Zach’s Blog

How Believing You’re a Miracle Can Change Everything

Miracle is defined in dictionaries as “…a highly improbable or extraordinary event, development, or accomplishment that brings very welcome consequences.”

Imagine that you and 2.5 million of your friends get together to play a game of dice. The dice has one trillion sides. What is the probability that you and each of your 2.5 million friends roll the dice and come up with the exact same number at the exact same time?

The odds are astronomical, improbable, and extraordinary. A miracle, if you will.

Those odds are also the odds of you. Yes, youScientists have estimated that this is the approximate probability of you ever being conceived and born in the first place. I included the infographic below for your reference and amazement.
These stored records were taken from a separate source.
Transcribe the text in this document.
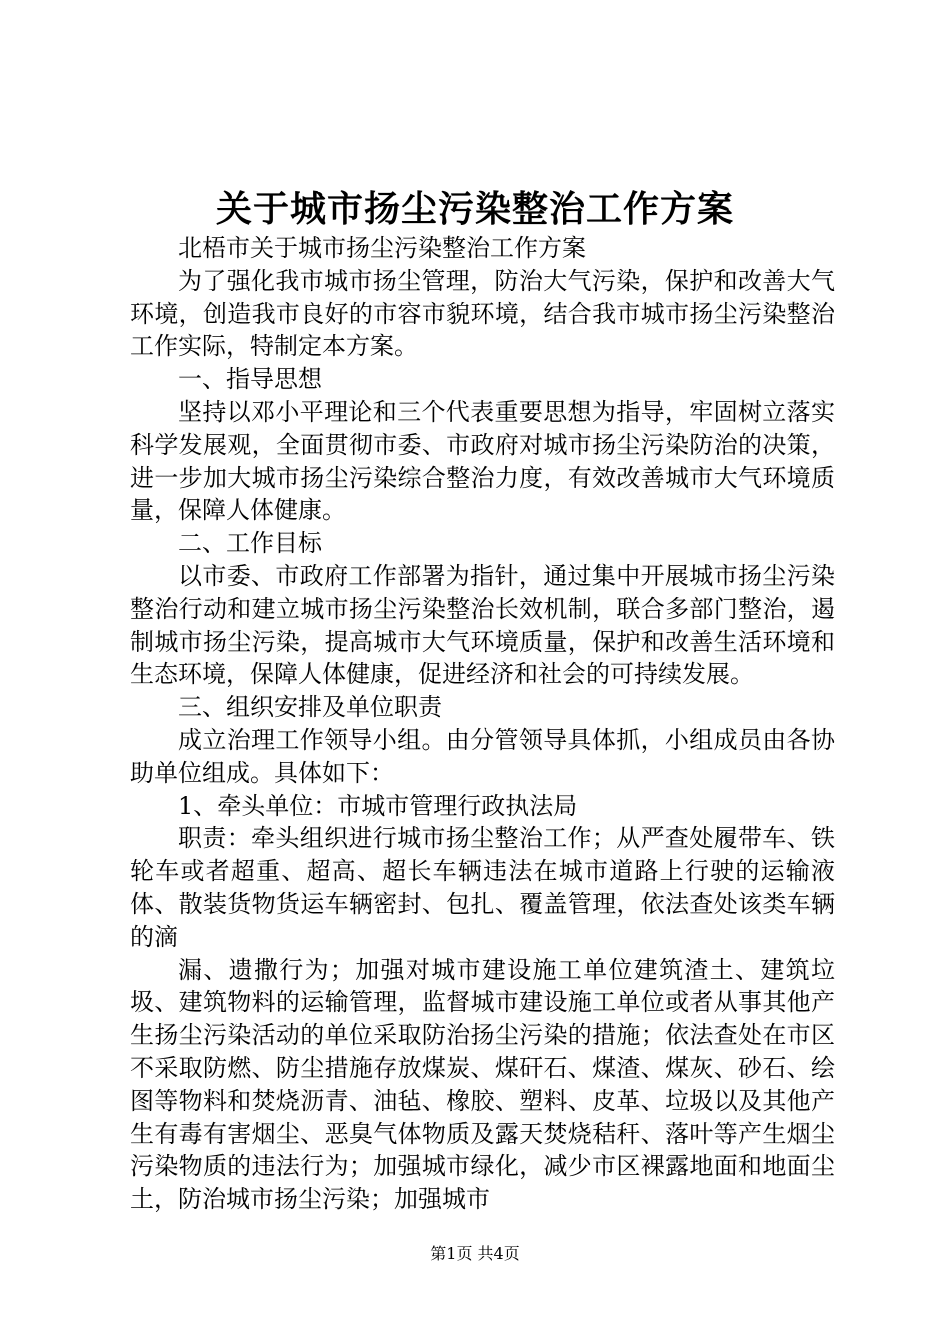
关于城市扬尘污染整治工作方案

北梧市关于城市扬尘污染整治工作方案

为了强化我市城市扬尘管理，防治大气污染，保护和改善大气环境，创造我市良好的市容市貌环境，结合我市城市扬尘污染整治工作实际，特制定本方案。

一、指导思想

坚持以邓小平理论和三个代表重要思想为指导，牢固树立落实科学发展观，全面贯彻市委、市政府对城市扬尘污染防治的决策，进一步加大城市扬尘污染综合整治力度，有效改善城市大气环境质量，保障人体健康。

二、工作目标

以市委、市政府工作部署为指针，通过集中开展城市扬尘污染整治行动和建立城市扬尘污染整治长效机制，联合多部门整治，遏制城市扬尘污染，提高城市大气环境质量，保护和改善生活环境和生态环境，保障人体健康，促进经济和社会的可持续发展。

三、组织安排及单位职责

成立治理工作领导小组。由分管领导具体抓，小组成员由各协助单位组成。具体如下：

1、牵头单位：市城市管理行政执法局

职责：牵头组织进行城市扬尘整治工作；从严查处履带车、铁轮车或者超重、超高、超长车辆违法在城市道路上行驶的运输液体、散装货物货运车辆密封、包扎、覆盖管理，依法查处该类车辆的滴

漏、遗撒行为；加强对城市建设施工单位建筑渣土、建筑垃圾、建筑物料的运输管理，监督城市建设施工单位或者从事其他产生扬尘污染活动的单位采取防治扬尘污染的措施；依法查处在市区不采取防燃、防尘措施存放煤炭、煤矸石、煤渣、煤灰、砂石、绘图等物料和焚烧沥青、油毡、橡胶、塑料、皮革、垃圾以及其他产生有毒有害烟尘、恶臭气体物质及露天焚烧秸秆、落叶等产生烟尘污染物质的违法行为；加强城市绿化，减少市区裸露地面和地面尘土，防治城市扬尘污染；加强城市

第1页 共4页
To simplify (and ignoring the extreme anthropological and sociological chances of your biological parents – and their parents, parents, parents, parents… meeting and reproducing on a planet) you had about a one in 400 quadrillion chance of just being biologically conceived.

Regardless of what situation you were born into, who you are, where you live, what you do, or how you are feeling about yourself today you literally are an extraordinary miracle.
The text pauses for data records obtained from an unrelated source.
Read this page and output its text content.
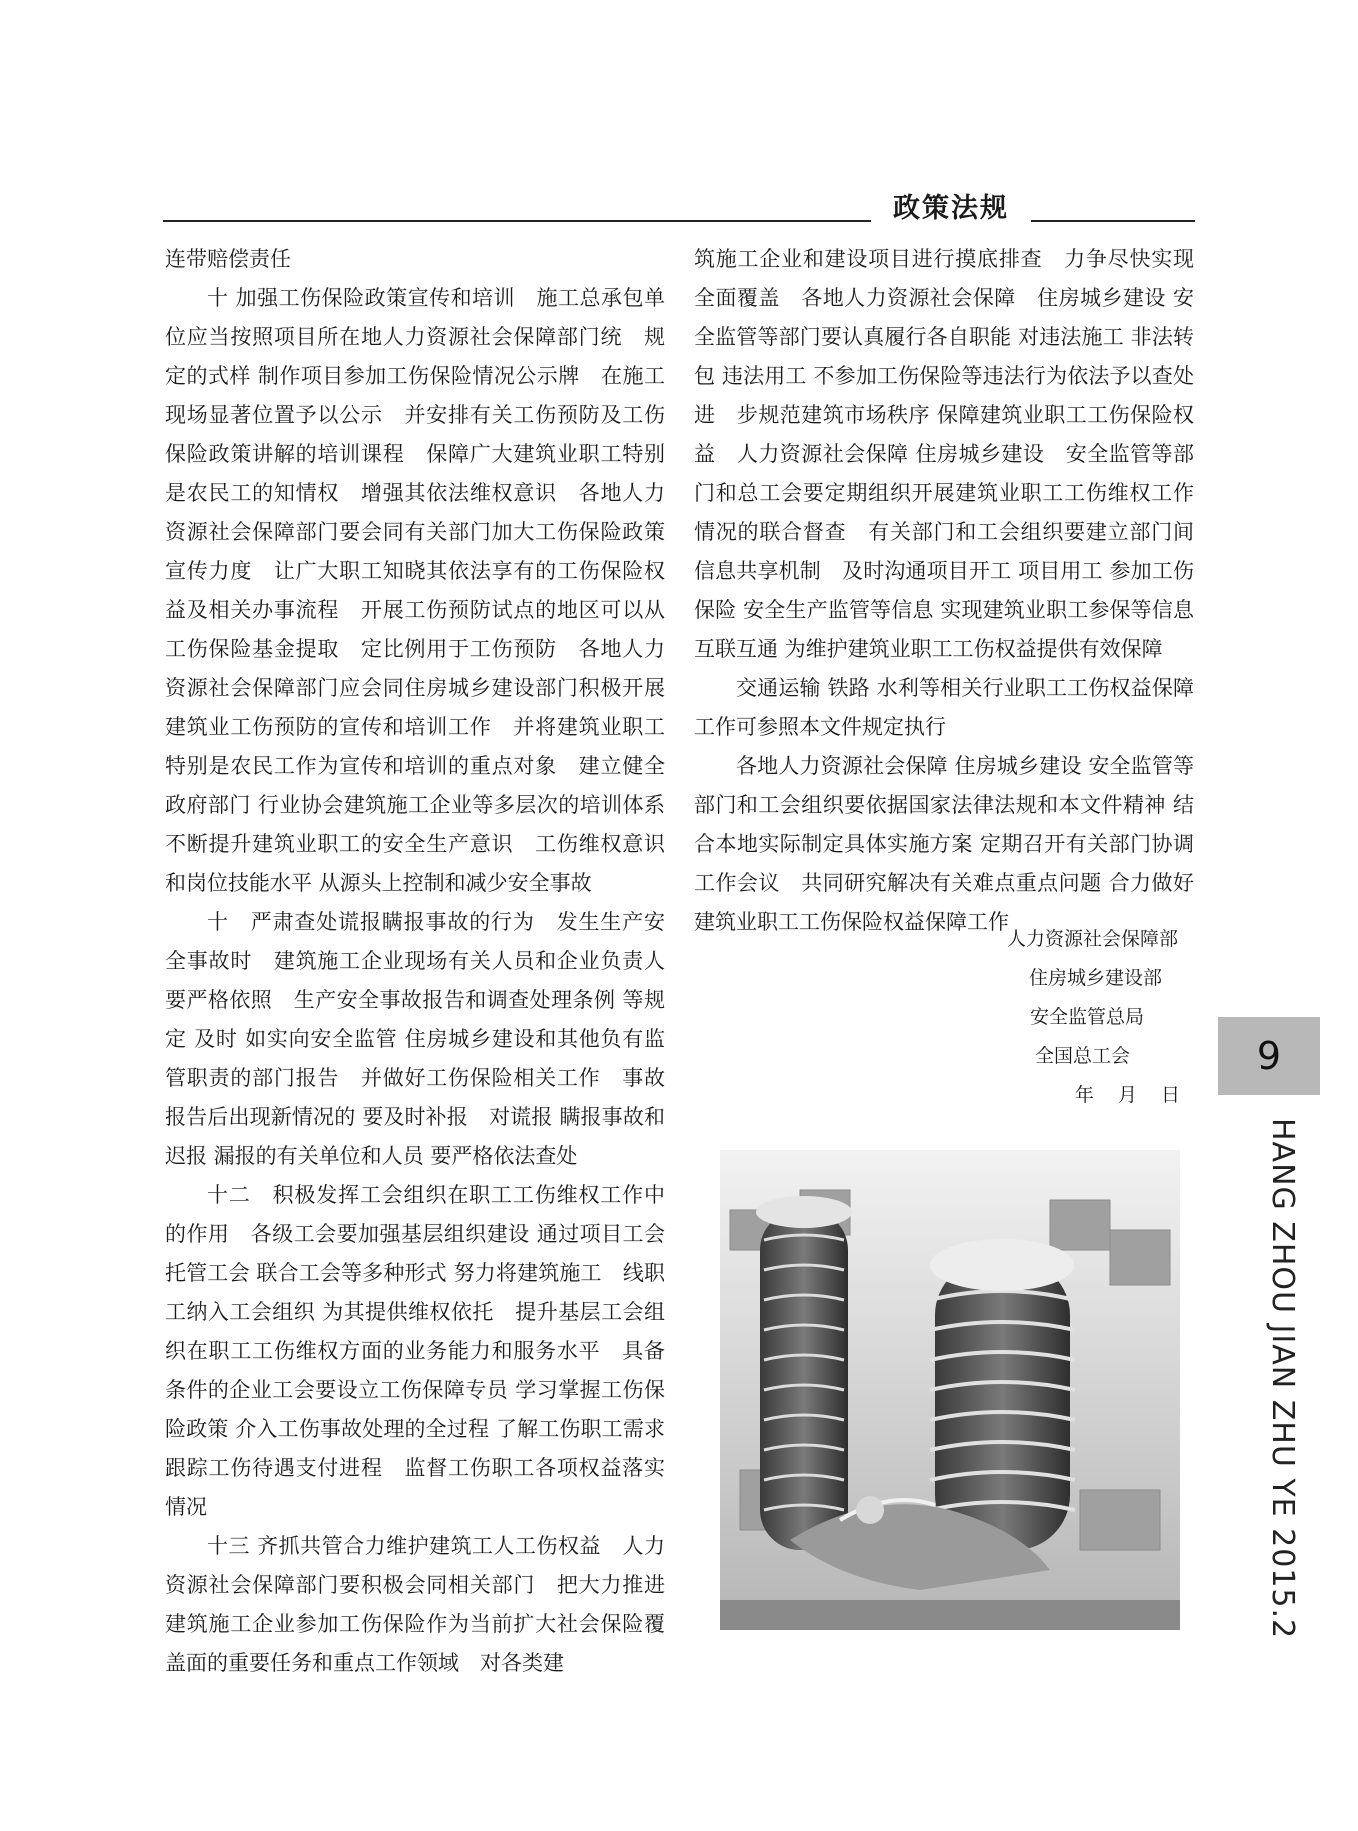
政策法规

连带赔偿责任

十 加强工伤保险政策宣传和培训　施工总承包单位应当按照项目所在地人力资源社会保障部门统　规定的式样 制作项目参加工伤保险情况公示牌　在施工现场显著位置予以公示　并安排有关工伤预防及工伤保险政策讲解的培训课程　保障广大建筑业职工特别是农民工的知情权　增强其依法维权意识　各地人力资源社会保障部门要会同有关部门加大工伤保险政策宣传力度　让广大职工知晓其依法享有的工伤保险权益及相关办事流程　开展工伤预防试点的地区可以从工伤保险基金提取　定比例用于工伤预防　各地人力资源社会保障部门应会同住房城乡建设部门积极开展建筑业工伤预防的宣传和培训工作　并将建筑业职工特别是农民工作为宣传和培训的重点对象　建立健全政府部门 行业协会建筑施工企业等多层次的培训体系　不断提升建筑业职工的安全生产意识　工伤维权意识和岗位技能水平 从源头上控制和减少安全事故

十　严肃查处谎报瞒报事故的行为　发生生产安全事故时　建筑施工企业现场有关人员和企业负责人要严格依照　生产安全事故报告和调查处理条例 等规定 及时 如实向安全监管 住房城乡建设和其他负有监管职责的部门报告　并做好工伤保险相关工作　事故报告后出现新情况的 要及时补报　对谎报 瞒报事故和迟报 漏报的有关单位和人员 要严格依法查处

十二　积极发挥工会组织在职工工伤维权工作中的作用　各级工会要加强基层组织建设 通过项目工会 托管工会 联合工会等多种形式 努力将建筑施工　线职工纳入工会组织 为其提供维权依托　提升基层工会组织在职工工伤维权方面的业务能力和服务水平　具备条件的企业工会要设立工伤保障专员 学习掌握工伤保险政策 介入工伤事故处理的全过程 了解工伤职工需求 跟踪工伤待遇支付进程　监督工伤职工各项权益落实情况

十三 齐抓共管合力维护建筑工人工伤权益　人力资源社会保障部门要积极会同相关部门　把大力推进建筑施工企业参加工伤保险作为当前扩大社会保险覆盖面的重要任务和重点工作领域　对各类建

筑施工企业和建设项目进行摸底排查　力争尽快实现全面覆盖　各地人力资源社会保障　住房城乡建设 安全监管等部门要认真履行各自职能 对违法施工 非法转包 违法用工 不参加工伤保险等违法行为依法予以查处 进　步规范建筑市场秩序 保障建筑业职工工伤保险权益　人力资源社会保障 住房城乡建设　安全监管等部门和总工会要定期组织开展建筑业职工工伤维权工作情况的联合督查　有关部门和工会组织要建立部门间信息共享机制　及时沟通项目开工 项目用工 参加工伤保险 安全生产监管等信息 实现建筑业职工参保等信息互联互通 为维护建筑业职工工伤权益提供有效保障

交通运输 铁路 水利等相关行业职工工伤权益保障工作可参照本文件规定执行

各地人力资源社会保障 住房城乡建设 安全监管等部门和工会组织要依据国家法律法规和本文件精神 结合本地实际制定具体实施方案 定期召开有关部门协调工作会议　共同研究解决有关难点重点问题 合力做好建筑业职工工伤保险权益保障工作

人力资源社会保障部
住房城乡建设部
安全监管总局
全国总工会
年 月 日
9
HANG ZHOU JIAN ZHU YE 2015.2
This is not “cheesy” or “sentimentalist” – this is the truth.

It is astonishing how many human beings overlook this transforming fact. The external search for blog posts, degrees, jobs, quotes, TED Talks, and others for motivation sometimes leaves us blind to the most compelling motivation of all: You woke up today and breathed oxygen on a planet.

Think about how accomplished you feel when you achieve something in which the odds are stacked against you. Yet many of us wake up every Monday with a collective sigh, forgetting the most unbelievable odds you’ve overcome just by waking up in the first place.
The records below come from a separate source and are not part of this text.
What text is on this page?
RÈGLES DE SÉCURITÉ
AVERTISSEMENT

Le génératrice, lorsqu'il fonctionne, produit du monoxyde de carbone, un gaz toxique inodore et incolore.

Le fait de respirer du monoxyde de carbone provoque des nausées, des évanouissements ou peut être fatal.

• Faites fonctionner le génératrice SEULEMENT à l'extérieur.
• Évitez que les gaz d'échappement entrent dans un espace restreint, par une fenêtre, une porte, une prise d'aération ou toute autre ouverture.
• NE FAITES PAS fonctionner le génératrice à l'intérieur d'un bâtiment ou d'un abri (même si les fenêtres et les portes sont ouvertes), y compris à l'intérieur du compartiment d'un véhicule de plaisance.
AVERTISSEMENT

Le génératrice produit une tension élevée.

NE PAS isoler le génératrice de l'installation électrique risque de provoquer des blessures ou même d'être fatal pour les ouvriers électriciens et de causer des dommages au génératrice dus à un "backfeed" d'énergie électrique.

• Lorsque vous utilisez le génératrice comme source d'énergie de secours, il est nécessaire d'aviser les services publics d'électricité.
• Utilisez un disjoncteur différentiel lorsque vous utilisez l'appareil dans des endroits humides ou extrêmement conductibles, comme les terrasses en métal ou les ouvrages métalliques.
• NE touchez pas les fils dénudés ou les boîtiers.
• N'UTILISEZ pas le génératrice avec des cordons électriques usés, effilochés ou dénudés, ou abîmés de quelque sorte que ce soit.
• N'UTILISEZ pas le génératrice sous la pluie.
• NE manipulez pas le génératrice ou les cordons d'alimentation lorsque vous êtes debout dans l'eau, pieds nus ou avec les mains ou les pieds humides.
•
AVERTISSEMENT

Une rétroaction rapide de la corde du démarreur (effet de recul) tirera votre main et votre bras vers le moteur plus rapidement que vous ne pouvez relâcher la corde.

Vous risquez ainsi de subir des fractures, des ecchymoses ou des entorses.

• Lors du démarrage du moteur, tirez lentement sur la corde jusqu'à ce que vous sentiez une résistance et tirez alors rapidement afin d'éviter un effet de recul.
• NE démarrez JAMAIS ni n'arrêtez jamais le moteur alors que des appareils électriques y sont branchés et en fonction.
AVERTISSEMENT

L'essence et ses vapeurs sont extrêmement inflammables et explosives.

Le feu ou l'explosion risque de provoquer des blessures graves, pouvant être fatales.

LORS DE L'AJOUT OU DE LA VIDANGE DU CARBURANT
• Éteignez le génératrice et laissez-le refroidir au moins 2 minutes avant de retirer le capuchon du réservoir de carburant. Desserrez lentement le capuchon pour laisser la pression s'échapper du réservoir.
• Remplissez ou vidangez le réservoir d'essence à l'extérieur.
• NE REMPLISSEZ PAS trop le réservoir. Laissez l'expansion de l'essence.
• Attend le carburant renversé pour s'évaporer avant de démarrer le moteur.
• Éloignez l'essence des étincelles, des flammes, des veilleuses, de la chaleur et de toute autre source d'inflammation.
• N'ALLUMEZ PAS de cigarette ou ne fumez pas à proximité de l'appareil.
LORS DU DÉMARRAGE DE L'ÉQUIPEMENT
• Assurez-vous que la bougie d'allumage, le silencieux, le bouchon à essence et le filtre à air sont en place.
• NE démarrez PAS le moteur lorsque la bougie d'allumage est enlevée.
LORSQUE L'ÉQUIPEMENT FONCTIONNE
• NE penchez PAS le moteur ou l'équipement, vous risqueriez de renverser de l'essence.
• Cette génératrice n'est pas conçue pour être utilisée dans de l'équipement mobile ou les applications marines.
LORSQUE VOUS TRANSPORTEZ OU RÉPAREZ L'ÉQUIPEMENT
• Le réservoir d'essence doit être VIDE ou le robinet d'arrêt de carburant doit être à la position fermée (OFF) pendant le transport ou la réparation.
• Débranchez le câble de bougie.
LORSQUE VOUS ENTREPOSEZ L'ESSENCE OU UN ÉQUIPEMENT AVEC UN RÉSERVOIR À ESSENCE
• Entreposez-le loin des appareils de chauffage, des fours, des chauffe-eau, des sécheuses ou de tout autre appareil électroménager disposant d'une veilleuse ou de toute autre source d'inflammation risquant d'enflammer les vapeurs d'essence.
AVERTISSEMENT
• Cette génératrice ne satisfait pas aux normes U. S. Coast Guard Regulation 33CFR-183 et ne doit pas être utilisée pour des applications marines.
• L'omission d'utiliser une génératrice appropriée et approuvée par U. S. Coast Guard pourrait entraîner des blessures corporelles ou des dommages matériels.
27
What Happens When You Believe You’re a Miracle

Now, I am not saying it’s enough just to wake up and exist – far from it. But believing in our rare prospect of existence should motivate us to capitalize on what we’ve been given – to be good, do good, and find more contentedness. To wake up every day with the energy and drive to work to justify what we’ve been given.

Imagine if everyone believed this and thought about their rare existence daily. Your alarm clock would look a lot differently. Your friends and family would be more cherished. Your workplace or classroom would be special (because the probability of a group of people being together at a specific place and time is about 1 in 400 quadrillion times the number of people there!).

And most important of all, we would all have to justify the fact that WE made the cut. For some reason you are here, right now.

Outside of any external motivator the search for and awakening of this purpose becomes the most central activity you can undertake as a human being.

After all, statisticians would find it hard to justify that you happened by chance. And neither should you.